Gertrude Bendl ( Koperek; July 5, 1931 – June 25, 1987) was a Kentucky community activist and legislator who served in the Kentucky House of Representatives from 1976 until her death in 1987. She was the first woman to chair the Health and Welfare Committee. Her legislation involved "establishing a 'children's survival bill;' creating boarding-home regulations and bills of rights for nursing home residents and persons with developmental disabilities; mandating health insurance coverage for mentally ill; and providing for a living will." She was described as a "leading force" and "force of nature".

== Early life and activism ==
Bendl (then Gerta Koperek) was born to Mary and Paul Koperek, second-generation German and Polish immigrants, on July 5, 1931. She was the youngest of three children and grew up in New Kensington, Pennsylvania, but attended a Catholic school for girls in Coraopolis, Pennsylvania, for a year, before graduating from a New Kensington public school in 1949. She attended but did not graduate from the Pennsylvania College for Women (now Chatham University), but continued to study music privately and performed in opera, in concerts, and on showboats. In 1953, she married Richard Bendl; they had three children. Gerta Bendl founded Apple Hill Playhouse as a young mother. The Bendls moved to Atlanta, Georgia, in 1962, before settling in Louisville, Kentucky, in 1967.
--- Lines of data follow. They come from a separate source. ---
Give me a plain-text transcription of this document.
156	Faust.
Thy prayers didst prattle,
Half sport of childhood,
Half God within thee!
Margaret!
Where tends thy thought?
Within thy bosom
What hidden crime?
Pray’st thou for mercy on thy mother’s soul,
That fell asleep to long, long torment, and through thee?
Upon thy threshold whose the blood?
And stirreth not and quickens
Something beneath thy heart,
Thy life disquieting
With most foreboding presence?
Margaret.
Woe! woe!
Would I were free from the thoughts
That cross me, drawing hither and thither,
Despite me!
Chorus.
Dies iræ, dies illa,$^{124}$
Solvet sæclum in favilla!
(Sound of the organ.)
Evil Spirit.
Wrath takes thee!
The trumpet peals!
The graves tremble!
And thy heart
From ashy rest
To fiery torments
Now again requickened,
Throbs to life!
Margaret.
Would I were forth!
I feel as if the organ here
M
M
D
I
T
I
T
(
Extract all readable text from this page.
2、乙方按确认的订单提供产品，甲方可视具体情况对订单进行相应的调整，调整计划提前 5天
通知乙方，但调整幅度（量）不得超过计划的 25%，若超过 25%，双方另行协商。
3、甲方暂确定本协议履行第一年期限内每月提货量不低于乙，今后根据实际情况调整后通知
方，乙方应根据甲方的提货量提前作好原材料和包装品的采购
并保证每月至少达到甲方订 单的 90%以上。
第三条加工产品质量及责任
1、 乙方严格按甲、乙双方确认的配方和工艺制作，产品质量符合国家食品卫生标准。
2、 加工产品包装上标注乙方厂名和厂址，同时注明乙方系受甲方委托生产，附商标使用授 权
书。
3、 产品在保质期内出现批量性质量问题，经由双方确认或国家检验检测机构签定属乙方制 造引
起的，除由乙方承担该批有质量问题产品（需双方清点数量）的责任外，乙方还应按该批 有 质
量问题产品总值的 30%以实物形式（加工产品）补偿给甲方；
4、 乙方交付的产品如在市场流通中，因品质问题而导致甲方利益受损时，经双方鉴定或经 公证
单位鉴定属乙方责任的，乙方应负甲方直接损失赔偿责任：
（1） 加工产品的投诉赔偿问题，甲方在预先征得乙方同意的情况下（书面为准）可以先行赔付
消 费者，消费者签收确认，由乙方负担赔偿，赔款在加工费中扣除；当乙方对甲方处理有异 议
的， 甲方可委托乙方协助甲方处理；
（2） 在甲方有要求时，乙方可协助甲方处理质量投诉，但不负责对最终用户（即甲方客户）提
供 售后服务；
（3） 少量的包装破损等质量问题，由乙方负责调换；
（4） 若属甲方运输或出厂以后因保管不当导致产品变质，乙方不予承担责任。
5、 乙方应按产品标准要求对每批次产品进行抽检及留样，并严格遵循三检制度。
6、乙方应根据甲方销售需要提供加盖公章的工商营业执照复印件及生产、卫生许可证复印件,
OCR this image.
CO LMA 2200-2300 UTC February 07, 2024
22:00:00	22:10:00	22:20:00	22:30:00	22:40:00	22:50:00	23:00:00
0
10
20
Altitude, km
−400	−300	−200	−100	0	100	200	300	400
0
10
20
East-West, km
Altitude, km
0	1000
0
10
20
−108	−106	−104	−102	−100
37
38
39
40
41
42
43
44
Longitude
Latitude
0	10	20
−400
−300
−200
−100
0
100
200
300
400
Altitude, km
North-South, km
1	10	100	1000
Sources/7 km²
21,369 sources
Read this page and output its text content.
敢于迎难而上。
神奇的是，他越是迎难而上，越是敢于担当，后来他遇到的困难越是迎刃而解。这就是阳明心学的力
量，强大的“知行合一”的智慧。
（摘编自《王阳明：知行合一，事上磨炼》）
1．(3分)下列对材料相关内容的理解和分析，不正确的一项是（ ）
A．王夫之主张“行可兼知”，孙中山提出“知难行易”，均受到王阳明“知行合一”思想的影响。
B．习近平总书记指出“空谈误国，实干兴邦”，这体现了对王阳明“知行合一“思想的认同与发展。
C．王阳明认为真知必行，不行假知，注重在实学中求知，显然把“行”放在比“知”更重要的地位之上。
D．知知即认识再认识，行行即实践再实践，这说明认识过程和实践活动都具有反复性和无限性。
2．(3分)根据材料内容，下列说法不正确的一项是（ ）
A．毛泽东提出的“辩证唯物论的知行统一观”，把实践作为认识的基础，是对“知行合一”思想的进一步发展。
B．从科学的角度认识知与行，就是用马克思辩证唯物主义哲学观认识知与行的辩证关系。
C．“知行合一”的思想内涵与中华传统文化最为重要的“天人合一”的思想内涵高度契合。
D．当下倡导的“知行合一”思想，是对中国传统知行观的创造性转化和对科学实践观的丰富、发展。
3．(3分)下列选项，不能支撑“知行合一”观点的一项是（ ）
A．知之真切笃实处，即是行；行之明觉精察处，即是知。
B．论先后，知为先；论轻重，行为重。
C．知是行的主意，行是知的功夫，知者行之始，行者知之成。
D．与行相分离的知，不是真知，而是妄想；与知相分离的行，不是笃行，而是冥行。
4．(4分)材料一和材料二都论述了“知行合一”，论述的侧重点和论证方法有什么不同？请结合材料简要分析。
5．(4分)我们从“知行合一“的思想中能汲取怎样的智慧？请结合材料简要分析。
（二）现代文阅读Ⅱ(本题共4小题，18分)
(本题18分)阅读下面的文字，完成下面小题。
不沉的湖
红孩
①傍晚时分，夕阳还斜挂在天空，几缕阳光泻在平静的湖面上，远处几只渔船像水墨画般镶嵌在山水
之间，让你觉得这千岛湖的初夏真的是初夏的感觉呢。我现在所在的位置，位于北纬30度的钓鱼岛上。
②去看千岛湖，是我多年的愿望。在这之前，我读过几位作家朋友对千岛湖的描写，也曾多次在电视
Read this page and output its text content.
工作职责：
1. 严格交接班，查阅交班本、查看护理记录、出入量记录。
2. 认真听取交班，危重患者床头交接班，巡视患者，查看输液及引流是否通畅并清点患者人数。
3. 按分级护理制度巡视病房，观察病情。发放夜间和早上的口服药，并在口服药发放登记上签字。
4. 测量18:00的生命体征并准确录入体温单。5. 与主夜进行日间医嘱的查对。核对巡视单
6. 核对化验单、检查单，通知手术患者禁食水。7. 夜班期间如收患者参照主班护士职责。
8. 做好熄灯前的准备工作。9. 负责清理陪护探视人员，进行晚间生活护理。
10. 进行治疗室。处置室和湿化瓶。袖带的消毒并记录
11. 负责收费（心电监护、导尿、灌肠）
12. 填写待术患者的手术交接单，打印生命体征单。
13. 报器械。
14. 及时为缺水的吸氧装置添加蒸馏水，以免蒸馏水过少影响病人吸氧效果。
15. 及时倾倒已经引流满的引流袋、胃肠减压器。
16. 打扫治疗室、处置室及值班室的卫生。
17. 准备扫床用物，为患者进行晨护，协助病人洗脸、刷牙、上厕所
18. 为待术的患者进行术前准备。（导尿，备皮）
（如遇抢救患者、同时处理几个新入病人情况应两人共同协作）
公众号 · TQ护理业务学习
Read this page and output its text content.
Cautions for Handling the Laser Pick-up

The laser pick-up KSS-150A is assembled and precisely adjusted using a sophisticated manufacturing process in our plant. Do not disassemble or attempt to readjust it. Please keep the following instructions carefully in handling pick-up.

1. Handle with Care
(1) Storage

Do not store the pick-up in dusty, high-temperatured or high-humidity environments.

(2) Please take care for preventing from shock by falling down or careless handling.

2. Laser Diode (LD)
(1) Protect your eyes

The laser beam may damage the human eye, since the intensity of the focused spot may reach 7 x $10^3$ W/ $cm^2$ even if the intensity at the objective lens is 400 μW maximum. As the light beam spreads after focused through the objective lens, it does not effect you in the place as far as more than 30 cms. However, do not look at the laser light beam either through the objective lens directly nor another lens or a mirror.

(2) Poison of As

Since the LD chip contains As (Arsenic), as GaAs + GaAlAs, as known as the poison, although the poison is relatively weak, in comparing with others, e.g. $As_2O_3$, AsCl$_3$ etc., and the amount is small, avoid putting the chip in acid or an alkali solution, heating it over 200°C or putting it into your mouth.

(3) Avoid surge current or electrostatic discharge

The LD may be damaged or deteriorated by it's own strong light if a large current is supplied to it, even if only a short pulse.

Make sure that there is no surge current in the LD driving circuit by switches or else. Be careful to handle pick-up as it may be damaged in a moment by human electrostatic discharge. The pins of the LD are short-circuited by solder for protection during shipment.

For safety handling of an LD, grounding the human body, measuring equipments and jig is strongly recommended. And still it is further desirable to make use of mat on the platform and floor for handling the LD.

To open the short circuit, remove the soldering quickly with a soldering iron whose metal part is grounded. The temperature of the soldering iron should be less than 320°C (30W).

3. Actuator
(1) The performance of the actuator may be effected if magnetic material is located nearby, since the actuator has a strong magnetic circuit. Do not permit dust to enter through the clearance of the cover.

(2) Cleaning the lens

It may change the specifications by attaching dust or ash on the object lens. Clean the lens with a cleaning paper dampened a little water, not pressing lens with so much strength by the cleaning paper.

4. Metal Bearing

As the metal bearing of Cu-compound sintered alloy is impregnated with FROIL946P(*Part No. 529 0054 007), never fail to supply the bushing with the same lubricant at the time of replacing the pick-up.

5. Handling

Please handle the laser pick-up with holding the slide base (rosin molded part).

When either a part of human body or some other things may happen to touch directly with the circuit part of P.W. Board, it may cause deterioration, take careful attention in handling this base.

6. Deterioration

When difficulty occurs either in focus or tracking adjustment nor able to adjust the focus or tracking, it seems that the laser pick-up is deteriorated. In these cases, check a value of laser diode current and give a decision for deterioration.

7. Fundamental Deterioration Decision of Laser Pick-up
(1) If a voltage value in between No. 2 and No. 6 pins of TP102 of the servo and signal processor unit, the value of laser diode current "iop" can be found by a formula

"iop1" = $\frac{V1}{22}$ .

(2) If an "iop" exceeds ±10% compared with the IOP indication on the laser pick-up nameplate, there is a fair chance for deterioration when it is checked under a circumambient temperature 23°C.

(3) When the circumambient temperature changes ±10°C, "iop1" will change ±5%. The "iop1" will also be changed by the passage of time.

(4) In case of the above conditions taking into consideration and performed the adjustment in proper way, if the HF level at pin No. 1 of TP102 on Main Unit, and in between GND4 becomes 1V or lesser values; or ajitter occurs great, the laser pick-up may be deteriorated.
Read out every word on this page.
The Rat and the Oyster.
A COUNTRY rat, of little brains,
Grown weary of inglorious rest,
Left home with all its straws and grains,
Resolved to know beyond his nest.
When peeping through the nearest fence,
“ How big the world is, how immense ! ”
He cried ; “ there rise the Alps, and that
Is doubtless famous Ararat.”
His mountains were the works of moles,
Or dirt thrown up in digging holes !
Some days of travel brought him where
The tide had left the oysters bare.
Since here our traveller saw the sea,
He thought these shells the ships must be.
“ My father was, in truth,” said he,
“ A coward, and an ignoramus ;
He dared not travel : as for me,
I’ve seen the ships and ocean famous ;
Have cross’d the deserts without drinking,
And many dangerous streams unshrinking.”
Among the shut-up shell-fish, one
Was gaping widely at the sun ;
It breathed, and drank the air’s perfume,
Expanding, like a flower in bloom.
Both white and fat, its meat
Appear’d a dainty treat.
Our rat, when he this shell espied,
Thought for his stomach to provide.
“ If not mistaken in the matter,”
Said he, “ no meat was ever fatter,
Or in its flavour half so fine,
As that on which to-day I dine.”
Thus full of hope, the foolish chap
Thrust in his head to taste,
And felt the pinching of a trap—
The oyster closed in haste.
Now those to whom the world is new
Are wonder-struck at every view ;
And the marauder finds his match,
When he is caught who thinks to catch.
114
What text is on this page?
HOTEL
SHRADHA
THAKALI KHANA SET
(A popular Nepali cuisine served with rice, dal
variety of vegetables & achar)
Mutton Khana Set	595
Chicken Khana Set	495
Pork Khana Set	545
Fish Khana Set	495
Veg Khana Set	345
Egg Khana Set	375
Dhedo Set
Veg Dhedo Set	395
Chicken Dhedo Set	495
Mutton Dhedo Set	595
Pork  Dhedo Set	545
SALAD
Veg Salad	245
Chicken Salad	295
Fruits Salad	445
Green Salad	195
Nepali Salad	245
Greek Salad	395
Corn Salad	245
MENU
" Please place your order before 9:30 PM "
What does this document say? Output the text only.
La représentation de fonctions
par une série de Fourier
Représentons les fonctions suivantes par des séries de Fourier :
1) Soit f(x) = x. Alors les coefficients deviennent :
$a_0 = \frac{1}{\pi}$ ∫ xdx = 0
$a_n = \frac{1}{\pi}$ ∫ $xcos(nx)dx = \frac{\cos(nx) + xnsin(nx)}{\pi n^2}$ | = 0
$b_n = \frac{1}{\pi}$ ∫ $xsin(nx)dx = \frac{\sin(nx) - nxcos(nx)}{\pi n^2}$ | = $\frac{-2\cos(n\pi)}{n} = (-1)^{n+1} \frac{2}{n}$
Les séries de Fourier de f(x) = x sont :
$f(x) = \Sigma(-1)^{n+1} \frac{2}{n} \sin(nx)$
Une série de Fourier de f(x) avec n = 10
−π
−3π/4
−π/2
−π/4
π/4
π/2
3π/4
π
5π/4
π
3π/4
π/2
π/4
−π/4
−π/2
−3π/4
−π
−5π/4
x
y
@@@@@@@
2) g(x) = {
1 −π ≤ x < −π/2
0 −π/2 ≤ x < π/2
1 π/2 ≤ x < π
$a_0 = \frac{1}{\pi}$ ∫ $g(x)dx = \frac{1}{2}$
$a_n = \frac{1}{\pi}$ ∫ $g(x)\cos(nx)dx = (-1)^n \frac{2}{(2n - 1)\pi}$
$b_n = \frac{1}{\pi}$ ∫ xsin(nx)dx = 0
Within two years in 1969, Gerta Bendl organized her fellow housewives as the Dames of Dundee to protest school boundary lines; though there was a "highly regarded public high school four blocks from her home," odd boundaries meant their children had to attend a school several miles away. After their first success, the Dames focused on another community problem of frequent flooding; in 1970, Bendl was a major force in creating the community's Water Management Committee.

== Politics and death ==
In 1971, Bendl won the Democratic nomination to run as a Louisville alderman and was elected by her district as one of few women aldermen ever elected in the city. She continued to organize her grassroots volunteer force, advocated for charitable causes, continued to work on water drainage issues, and was known for her stylish hats.

In 1975, Bendl was first elected to the house after incumbent David Karem retired to run for the Kentucky Senate. In the 34th district in the Kentucky General Assembly, she would push for legislation regulating nursing homes and fighting domestic violence. For the former subject, her sponsored bills included HB 106, the Nursing Home Reform Bill, and several others. For the latter, she overwhelmingly passed her 1980 bill on warrantless arrests for domestic violence despite strong opposition and debate, including a clash where she shouted into her microphone out of turn. She served until her death of a heart attack in 1987.